In a Google News search, as of this writing, I could only find two reviews of Live at Orangefield.
And that’s a pity, because Live at Orangefield is an essential Morrison work. While Morrison has a reputation as an aloof and ornery fellow–which is either not true or it is possibly an exaggeration pushed by those self-worshipping rock critics–he offers some charm here.
In a mostly spoken-word piece on this album, “On Hyndford Street,” Morrison calls out to the crowd, “If any of the guys from ‘the street’ are here, give me a shout if you remember this one.”
Playing ’round Mrs. Kelly’s lamp Going out to Holywood on the bus And walking from the end of the lines to the seaside Stopping at Fusco’s for ice cream [loud cheers follow] In the days before rock ‘n’ roll.
I looked it up–I don’t know if the establishment I found online is the same Fusco’s that Morrison and his pals used to patronize, but there is a Fusco’s in Belfast.
Van the Man was born on August 31, 1945 at 145 Hyndford Street. And particularly with “On Hyndford Street,” which as originally released on the Hymns to the Silence double album, but also on other tracks here, listeners get the feeling that they are participating in a walking tour of Belfast–with Morrison as a tour guide.

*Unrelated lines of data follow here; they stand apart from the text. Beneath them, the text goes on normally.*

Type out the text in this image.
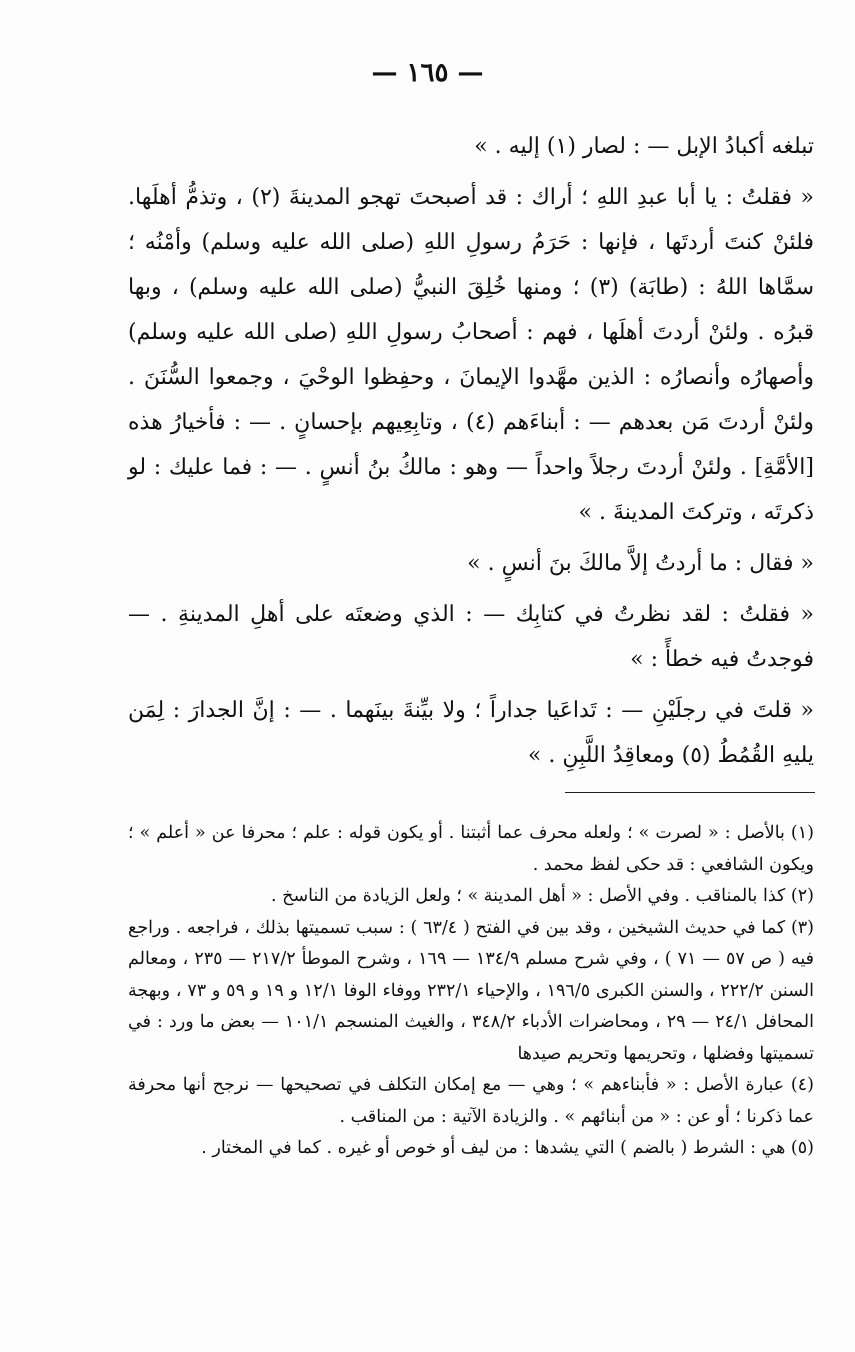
— ١٦٥ —

تبلغه أكبادُ الإبل — : لصار (١) إليه . »

« فقلتُ : يا أبا عبدِ اللهِ ؛ أراك : قد أصبحتَ تهجو المدينةَ (٢) ، وتذمُّ أهلَها. فلئنْ كنتَ أردتَها ، فإنها : حَرَمُ رسولِ اللهِ (صلى الله عليه وسلم) وأمْنُه ؛ سمَّاها اللهُ : (طابَة) (٣) ؛ ومنها خُلِقَ النبيُّ (صلى الله عليه وسلم) ، وبها قبرُه . ولئنْ أردتَ أهلَها ، فهم : أصحابُ رسولِ اللهِ (صلى الله عليه وسلم) وأصهارُه وأنصارُه : الذين مهَّدوا الإيمانَ ، وحفِظوا الوحْيَ ، وجمعوا السُّنَنَ . ولئنْ أردتَ مَن بعدهم — : أبناءَهم (٤) ، وتابِعِيهم بإحسانٍ . — : فأخيارُ هذه [الأمَّةِ] . ولئنْ أردتَ رجلاً واحداً — وهو : مالكُ بنُ أنسٍ . — : فما عليك : لو ذكرتَه ، وتركتَ المدينةَ . »

« فقال : ما أردتُ إلاَّ مالكَ بنَ أنسٍ . »

« فقلتُ : لقد نظرتُ في كتابِك — : الذي وضعتَه على أهلِ المدينةِ . — فوجدتُ فيه خطأً : »

« قلتَ في رجلَيْنِ — : تَداعَيا جداراً ؛ ولا بيِّنةَ بينَهما . — : إنَّ الجدارَ : لِمَن يليهِ القُمُطُ (٥) ومعاقِدُ اللَّبِنِ . »

(١) بالأصل : « لصرت » ؛ ولعله محرف عما أثبتنا . أو يكون قوله : علم ؛ محرفا عن « أعلم » ؛ ويكون الشافعي : قد حكى لفظ محمد .

(٢) كذا بالمناقب . وفي الأصل : « أهل المدينة » ؛ ولعل الزيادة من الناسخ .

(٣) كما في حديث الشيخين ، وقد بين في الفتح ( ٦٣/٤ ) : سبب تسميتها بذلك ، فراجعه . وراجع فيه ( ص ٥٧ — ٧١ ) ، وفي شرح مسلم ١٣٤/٩ — ١٦٩ ، وشرح الموطأ ٢١٧/٢ — ٢٣٥ ، ومعالم السنن ٢٢٢/٢ ، والسنن الكبرى ١٩٦/٥ ، والإحياء ٢٣٢/١ ووفاء الوفا ١٢/١ و ١٩ و ٥٩ و ٧٣ ، وبهجة المحافل ٢٤/١ — ٢٩ ، ومحاضرات الأدباء ٣٤٨/٢ ، والغيث المنسجم ١٠١/١ — بعض ما ورد : في تسميتها وفضلها ، وتحريمها وتحريم صيدها

(٤) عبارة الأصل : « فأبناءهم » ؛ وهي — مع إمكان التكلف في تصحيحها — نرجح أنها محرفة عما ذكرنا ؛ أو عن : « من أبنائهم » . والزيادة الآتية : من المناقب .

(٥) هي : الشرط ( بالضم ) التي يشدها : من ليف أو خوص أو غيره . كما في المختار .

I’ve only seen Morrison once in concert–he was fantastic. Morrison has a reputation for not playing many of his hits from the overexposed “classic rock” era. But Van is a performer, not a fossil, and if he had fossilized his career, then he’d be on the stale casino circuit along with Lynard Skynard, which carries on even though that band has no original members left on its roster. But they play the hits, as do the Van Morrison tribute bands.
But there are some of those Van hits on Live at Orangefield. The album opens with the instrumental “Celtic Excavation,” and then segues to “Into the Mystic.” Belfast of course is a seaport. I don’t know if this stanza is about Belfast, but it could be.
And when that foghorn blows I will be coming home And when the foghorn blows I want to hear it I don’t have to fear it.
Another hit, albeit a minor one, “Cleaning Windows,” follows. Morrison’s job before becoming a full-time musician was toiling as a window washer in Belfast. Then comes “Orangefield” and “Moondance.”
Other Belfast-related songs include “Got to Go Back” and “Northern Muse (Solid Ground).”
Another highlight here is “That’s Life,” the Frank Sinatra song, which Morrison recorded with Georgie Fame in 1995. Lyrically it’s an important addition to the set list, and musically too. In the 2000s and the following decade, much of Van the Man’s output had a jazzy and swing feel. New age jazz is a genre Morrison worked with in the 1980s; several of the songs I mentioned earlier utilize that sound.
Live at Orangefield is an essential collection for the Morrison fan, and it’s a good place to start, particularly if you enjoy jazz-flavored popular music, if you want to learn more about this fantastic musician.
And if you live in Belfast–then, man, what are you waiting for?
One more thing: Smart people listen to Van Morrison.